By Tony Hallett, 28 June 2004 15:05
NEWS Organisations' IT functions are becoming more efficient - though only slowly.
Such a change is a major issue for a range of vendors preaching application performance management, whether through provision of a service or software. At or near the top of this list is Mercury, the Silicon Valley software success previously known as Mercury Interactive.
"When I look today at how companies are deploying technology, it's still very amateurish," said Amnon Landan, Mercury chairman, president and CEO. "To say they aren't efficient is an understatement."
While most of Mercury's revenues - around 60 per cent - still come from its testing business, where it competes with the likes of Compuware, the company has been growing steadily by riding different waves, often through acquisitions, as was the case with performance management through the purchase of Freshwater in 2001.
However, Landan and the others at the company, which reported first quarter revenues up 42 per cent at $156.8m in the three months ended 31 March 2004, realise they must do more to marry what IT offers to business needs.

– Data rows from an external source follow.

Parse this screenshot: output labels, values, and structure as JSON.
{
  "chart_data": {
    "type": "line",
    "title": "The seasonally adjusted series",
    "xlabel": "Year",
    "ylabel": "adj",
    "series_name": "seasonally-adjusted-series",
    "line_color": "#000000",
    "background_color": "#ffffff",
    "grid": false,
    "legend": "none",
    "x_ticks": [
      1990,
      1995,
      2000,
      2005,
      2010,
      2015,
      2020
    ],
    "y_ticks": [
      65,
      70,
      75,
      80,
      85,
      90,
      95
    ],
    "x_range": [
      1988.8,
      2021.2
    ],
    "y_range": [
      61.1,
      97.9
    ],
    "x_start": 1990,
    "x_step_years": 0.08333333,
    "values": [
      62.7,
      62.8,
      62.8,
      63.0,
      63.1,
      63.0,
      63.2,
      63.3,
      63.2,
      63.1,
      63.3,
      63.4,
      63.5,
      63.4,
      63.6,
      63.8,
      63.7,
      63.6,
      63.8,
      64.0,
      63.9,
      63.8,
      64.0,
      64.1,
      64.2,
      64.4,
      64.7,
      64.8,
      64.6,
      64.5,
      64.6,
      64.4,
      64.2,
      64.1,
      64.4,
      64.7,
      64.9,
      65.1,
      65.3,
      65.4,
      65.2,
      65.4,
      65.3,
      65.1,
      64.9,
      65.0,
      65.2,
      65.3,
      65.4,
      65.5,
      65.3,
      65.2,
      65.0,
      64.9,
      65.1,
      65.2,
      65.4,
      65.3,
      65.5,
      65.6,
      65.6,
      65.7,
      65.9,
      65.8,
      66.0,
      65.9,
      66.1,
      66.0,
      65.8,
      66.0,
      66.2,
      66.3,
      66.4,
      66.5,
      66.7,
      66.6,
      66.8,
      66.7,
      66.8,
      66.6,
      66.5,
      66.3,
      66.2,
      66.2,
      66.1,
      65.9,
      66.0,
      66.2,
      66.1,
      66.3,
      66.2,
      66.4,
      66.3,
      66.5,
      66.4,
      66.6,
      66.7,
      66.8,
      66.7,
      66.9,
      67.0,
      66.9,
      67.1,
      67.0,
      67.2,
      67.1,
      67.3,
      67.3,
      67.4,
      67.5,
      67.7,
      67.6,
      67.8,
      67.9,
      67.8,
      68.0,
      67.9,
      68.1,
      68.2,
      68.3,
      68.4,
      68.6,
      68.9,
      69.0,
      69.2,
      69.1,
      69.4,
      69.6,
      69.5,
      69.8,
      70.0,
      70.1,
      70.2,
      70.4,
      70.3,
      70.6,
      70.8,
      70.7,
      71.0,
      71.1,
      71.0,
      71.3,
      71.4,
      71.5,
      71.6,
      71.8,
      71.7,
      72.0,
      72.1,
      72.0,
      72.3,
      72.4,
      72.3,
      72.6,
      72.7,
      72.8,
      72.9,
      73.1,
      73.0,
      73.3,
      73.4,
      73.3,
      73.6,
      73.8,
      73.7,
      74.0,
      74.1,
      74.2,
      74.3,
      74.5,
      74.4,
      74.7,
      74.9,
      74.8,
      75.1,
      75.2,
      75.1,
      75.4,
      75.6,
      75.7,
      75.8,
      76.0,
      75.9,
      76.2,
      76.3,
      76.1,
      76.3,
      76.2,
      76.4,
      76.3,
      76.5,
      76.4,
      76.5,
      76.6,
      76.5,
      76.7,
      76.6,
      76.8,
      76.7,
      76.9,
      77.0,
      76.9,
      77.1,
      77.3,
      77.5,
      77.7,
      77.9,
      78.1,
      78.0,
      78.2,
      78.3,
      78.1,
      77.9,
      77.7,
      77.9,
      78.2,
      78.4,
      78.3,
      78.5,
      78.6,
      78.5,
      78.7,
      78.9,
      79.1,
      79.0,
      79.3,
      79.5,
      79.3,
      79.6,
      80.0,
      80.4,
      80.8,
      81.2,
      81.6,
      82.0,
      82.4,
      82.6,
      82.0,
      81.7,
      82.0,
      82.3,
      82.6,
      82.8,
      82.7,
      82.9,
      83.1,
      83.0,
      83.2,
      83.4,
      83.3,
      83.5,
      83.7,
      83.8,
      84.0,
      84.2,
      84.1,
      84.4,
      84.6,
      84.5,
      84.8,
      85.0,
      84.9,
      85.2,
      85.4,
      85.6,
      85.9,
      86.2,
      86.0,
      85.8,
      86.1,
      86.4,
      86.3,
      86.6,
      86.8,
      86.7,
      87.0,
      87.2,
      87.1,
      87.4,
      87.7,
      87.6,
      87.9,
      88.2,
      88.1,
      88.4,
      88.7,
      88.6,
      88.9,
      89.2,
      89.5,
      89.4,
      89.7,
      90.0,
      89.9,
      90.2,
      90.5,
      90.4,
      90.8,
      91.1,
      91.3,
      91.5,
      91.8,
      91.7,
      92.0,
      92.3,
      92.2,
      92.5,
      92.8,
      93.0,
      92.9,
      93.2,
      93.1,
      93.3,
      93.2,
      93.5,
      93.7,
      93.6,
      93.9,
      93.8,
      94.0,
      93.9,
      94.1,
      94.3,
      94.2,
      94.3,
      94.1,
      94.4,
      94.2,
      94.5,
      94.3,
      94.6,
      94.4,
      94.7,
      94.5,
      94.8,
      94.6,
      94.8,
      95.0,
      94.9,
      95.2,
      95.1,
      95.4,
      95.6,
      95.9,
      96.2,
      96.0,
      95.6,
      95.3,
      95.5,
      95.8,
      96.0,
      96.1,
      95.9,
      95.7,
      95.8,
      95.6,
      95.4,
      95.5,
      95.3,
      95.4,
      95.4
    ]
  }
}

As such, in 2002 the company came up with a new TLA (that's three-letter acronym), business technology optimisation (BTO). Analyst houses such as Forrester and Gartner bought into the concept, as did influential partners such as Accenture. Yankee Group analysts forecast the market will be worth $6bn by the end of 2007.
However, most recognise BTO as marketing shorthand as much as accurate nomenclature.
"Some organisations have become more open [to the idea] than they were six, 12 or 18 months ago," Landan told silicon.com at a recent Forbes CEO conference in London. "One issue is that IT operates in a vacuum. If you really want to harness it, you have to get closer to how IT impacts the business."
Mercury cites customers such as GE Medical and mobile operator Cingular as examples of organisations that can properly marry IT to their business needs.
And the future of the phrase BTO? Landan added: "I admit, it's not yet an industry term. But it is being recognised more and more. To be honest, I don't care. The essence is that this category is being formulated. Customers are getting it."